Made in Luton Page on paulrance.com; Extracts from Paul Rance's book, Made in Luton
I'm currently working on a book, provisionally entitled Made in Luton, about growing up in Luton from the early '60s to when I left the town in 1983. But the book won't just be about me. It will look into my roots, and the culture, events and environment that shaped me. Looking into my roots there were a lot of tragedies in my family, and here's an extract from what will probably end up in the finished book.
Family
Tragedies
Some of the names of
my Great-Grandmothers could have been the names of characters in a
Jane Austen novel: Caroline Foxlee, Tabitha Tompkins, Rosanna
Dollimore, Hannah Bedford, Sarah Pepper, Sarah Goldthorp, Sophia
Williams. But tragedies seemed all too frequent for my ancestors. My
second Great-Grandmother Caroline Foxlee's Father Job
died after falling off a haycart.
While
one of the hardest things to deal with looking into the family
history is coming across the distressing number of infant deaths. My
Great-Greatparents x 5 Joseph Bedford and his wife Susannah lost a
son called Joseph in 1773, when he was just a baby. In 1776 they had
another son called Joseph (it seemed a custom to give a later child
the same name of a child who had died young). He also died when just
a baby.
My
fifth Great-Grandmother Lucy Carter died during childbirth in 1790.

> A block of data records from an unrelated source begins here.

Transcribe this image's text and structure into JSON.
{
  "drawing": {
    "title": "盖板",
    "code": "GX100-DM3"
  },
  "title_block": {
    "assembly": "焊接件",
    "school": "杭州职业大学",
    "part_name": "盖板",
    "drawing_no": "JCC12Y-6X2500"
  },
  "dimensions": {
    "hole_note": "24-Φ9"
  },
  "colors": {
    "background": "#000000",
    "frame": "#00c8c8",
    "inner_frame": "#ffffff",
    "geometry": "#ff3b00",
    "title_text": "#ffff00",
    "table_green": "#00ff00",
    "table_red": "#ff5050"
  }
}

Her husband George Doggett was a yeoman, so they were a middle class
couple, and probably had a comfortable life up to that point.
My
first cousin four times removed, Mary Williams Gascoigne, was married
and had her first child before she was 17. Both Mary and her husband,
James Olney, died in their 30s.
The family of
William Doggett (my second Great-Granduncle) certainly endured their
fair share of tragedies. William who, when 22, married 19-year-old
Hannah Sutton in Clophill in 1866, died in a well. Though it was
never established whether William’s death was suicide or not. One
can imagine the impact on his wife and their 16 children.
William’s son John
was killed in the First World War. He was 42, and was an example that
not all British WWI soldiers were young men. John, brought up in
Clophill, had been living with his wife Frances Swann and their five
children in Derbyshire, where he worked as a coal miner.